New categories for budget hotels

Under the new ratings, five-star hotels will have three categories – Platinum, Gold and Silver. The criteria for other hotels categories, ranging from four- to one-star properties, have also been overhauled.

Hotel apartments will now be rated in three categories (Basic, Standard and Deluxe) instead of two. A Youth-Hostel category has also been created, described in the official classification as “a budget-orientated, social guest accommodation”.

Added to this will be a Student Campus category, accommodation that falls under the description of “student dormitories or bedrooms rented (sometimes with meals) to tourists or the general public by a college or university”.

But will this new acceptance and acknowledgment of the budget and alternative lodging sectors tarnish Dubai’s image as a ‘luxury destination’? Wilkinson doesn’t think so. “I can’t imagine that any real changes will result from simply identifying certain types of budget hotel,” he said.

“Dubai needs youth hostels like any other city. Self-catering accommodation has always existed in Dubai and many of the city’s almost 20,000 hotel apartments do so. I think this category will be aimed at formalising procedures when home owners want to rent out their flats or villas to tourists.”

Concerns about Dubai’s luxury reputation

General manager of Dubai Travel and Tour Agents Group (DTTAG) and managing partner of Gulfreps, Leo Fewtrell, concurred with Wilkinson, stating the new classification system “wouldn’t necessarily help nor hinder” the emirate in promoting the region. “Dubai has positioned itself really well over the years and spent big money promoting itself through DTCM, Emirates Airline, Dubai Duty Free etc.,” he said.
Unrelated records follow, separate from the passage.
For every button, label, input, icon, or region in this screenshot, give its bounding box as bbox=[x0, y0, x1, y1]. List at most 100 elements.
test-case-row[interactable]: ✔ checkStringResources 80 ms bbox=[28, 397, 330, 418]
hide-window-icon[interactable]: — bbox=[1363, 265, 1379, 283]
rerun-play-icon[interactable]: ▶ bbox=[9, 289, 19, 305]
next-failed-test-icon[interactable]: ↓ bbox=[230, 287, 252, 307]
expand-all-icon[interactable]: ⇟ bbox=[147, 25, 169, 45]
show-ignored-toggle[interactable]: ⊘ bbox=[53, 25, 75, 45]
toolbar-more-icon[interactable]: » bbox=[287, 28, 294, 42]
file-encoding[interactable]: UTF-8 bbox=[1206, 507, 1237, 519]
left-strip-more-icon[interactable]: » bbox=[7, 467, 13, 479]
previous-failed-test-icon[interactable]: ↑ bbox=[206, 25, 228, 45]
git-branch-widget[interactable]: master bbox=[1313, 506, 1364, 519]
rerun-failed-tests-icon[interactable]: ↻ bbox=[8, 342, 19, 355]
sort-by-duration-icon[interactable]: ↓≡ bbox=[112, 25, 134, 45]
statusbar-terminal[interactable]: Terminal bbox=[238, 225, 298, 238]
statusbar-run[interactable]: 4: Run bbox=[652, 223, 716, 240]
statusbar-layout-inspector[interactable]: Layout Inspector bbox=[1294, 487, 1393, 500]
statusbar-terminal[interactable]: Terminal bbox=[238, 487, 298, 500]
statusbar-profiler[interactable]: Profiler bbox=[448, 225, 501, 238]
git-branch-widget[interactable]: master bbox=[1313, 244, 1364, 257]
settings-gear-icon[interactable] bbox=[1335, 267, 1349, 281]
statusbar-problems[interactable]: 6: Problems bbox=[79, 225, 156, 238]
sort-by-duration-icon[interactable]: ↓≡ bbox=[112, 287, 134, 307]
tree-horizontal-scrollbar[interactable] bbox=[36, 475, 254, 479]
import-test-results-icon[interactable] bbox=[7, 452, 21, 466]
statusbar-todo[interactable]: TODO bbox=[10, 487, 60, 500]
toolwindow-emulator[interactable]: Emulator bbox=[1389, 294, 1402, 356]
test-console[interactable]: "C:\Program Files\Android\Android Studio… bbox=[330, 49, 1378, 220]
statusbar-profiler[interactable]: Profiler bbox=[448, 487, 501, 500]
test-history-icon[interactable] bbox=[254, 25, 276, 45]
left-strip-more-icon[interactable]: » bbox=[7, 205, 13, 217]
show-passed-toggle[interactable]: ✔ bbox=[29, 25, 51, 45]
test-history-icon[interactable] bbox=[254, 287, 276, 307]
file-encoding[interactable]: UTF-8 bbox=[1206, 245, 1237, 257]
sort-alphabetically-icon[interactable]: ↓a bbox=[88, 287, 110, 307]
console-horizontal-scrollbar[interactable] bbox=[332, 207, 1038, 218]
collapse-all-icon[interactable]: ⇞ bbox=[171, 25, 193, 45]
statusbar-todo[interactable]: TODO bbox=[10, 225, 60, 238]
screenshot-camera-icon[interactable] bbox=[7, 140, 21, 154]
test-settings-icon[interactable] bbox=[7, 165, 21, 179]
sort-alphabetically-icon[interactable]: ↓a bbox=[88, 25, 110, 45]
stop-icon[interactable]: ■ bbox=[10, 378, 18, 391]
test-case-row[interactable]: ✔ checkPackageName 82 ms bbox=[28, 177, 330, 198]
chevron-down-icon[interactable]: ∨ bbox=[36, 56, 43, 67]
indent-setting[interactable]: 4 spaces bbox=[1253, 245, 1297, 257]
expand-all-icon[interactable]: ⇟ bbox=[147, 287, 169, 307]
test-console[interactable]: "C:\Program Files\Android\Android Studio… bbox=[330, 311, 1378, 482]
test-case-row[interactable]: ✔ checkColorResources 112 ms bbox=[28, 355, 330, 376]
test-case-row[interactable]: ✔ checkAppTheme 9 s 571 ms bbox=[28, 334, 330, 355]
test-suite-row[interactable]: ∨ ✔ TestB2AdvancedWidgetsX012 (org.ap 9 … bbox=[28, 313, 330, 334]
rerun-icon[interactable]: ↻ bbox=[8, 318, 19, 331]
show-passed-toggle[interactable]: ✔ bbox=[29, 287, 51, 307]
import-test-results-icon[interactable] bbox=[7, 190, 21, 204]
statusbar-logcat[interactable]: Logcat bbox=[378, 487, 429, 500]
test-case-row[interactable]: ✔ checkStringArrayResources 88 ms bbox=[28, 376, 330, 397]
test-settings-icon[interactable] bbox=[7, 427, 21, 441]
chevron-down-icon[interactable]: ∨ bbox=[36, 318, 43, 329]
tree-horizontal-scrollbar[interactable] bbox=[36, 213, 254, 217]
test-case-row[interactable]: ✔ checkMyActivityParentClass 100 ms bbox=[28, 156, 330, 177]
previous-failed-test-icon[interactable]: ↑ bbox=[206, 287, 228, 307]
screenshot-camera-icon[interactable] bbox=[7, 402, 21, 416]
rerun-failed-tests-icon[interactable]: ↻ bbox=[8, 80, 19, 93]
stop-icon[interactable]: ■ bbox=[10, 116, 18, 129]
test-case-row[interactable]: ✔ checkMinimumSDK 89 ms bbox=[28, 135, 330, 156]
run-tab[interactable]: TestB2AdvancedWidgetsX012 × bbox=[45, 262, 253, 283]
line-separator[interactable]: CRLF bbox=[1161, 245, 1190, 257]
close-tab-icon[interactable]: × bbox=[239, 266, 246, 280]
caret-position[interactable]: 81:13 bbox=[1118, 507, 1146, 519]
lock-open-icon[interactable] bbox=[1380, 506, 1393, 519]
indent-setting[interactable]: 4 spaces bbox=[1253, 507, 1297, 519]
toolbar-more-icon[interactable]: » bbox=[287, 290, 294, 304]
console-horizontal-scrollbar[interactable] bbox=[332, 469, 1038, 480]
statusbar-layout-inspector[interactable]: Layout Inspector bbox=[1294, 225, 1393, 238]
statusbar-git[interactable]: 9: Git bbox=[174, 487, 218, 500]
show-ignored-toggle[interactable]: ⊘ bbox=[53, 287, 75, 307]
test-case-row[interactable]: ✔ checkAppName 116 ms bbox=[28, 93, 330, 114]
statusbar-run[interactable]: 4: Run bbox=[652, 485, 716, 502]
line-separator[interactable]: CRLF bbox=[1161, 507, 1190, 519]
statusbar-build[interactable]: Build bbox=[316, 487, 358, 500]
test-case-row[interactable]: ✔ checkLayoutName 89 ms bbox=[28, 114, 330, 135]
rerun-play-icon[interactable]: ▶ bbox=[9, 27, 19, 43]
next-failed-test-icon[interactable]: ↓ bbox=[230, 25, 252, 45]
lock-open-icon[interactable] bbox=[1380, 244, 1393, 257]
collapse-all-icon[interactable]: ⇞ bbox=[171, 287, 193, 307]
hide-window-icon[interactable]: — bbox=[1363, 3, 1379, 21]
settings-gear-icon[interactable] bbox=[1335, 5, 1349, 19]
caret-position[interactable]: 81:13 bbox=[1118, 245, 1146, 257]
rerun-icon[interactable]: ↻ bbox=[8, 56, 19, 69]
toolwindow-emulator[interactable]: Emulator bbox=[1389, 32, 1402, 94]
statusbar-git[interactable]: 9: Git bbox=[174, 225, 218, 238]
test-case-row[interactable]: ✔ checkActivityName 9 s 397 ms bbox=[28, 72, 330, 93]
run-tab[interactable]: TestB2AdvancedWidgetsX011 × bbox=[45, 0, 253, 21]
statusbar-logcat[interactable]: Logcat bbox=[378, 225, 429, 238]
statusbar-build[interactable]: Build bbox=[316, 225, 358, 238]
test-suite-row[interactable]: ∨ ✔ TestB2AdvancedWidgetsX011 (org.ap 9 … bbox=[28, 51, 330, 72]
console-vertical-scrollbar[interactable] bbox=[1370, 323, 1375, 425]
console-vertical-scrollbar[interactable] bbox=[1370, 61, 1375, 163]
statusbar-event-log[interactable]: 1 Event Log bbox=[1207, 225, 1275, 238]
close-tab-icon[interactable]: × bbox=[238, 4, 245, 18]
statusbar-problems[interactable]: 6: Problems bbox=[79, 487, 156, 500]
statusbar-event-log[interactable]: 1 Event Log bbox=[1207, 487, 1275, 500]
However, Fewtrell voiced concerns about the focus on budget accommodation as he believed it “would attract an even more bargain basement type of tourist to Dubai”.

“Goodness knows how standards have slipped over the years already,” he claimed. “However, if the criteria is to catch as many tourists as possible from any and all categories, then it may well be successful in the short term for Dubai. I would hate to see areas such as Hatta and pristine desert areas covered in tented accommodation and porta-loos.”

But Fewtrell added that Dubai had changed as any dynamic destination should. “Is Dubai still considered a luxury destination? Certainly at the top end of five-star plus brands it is, but now with more economy hotels being serviced by more budget airlines it is attracting more budget conscious tourists, many who are here looking for cheap shopping and many who are looking for a more guaranteed year-round suntan,” he said.

Despite the need to acknowledge new lodging sectors within Dubai, some have argued, including Fewtrell, that a single UAE system would be beneficial. Wilkinson believed the emirates’ semi-autonomy under the rules of the federation would likely see a continuation of the current emirate-specific tourism boards for some years yet.

“However, I understand that a federal tourism promotion body has already been created and inevitably it will come to be the dominant force in the sector at some point in the future,” he added.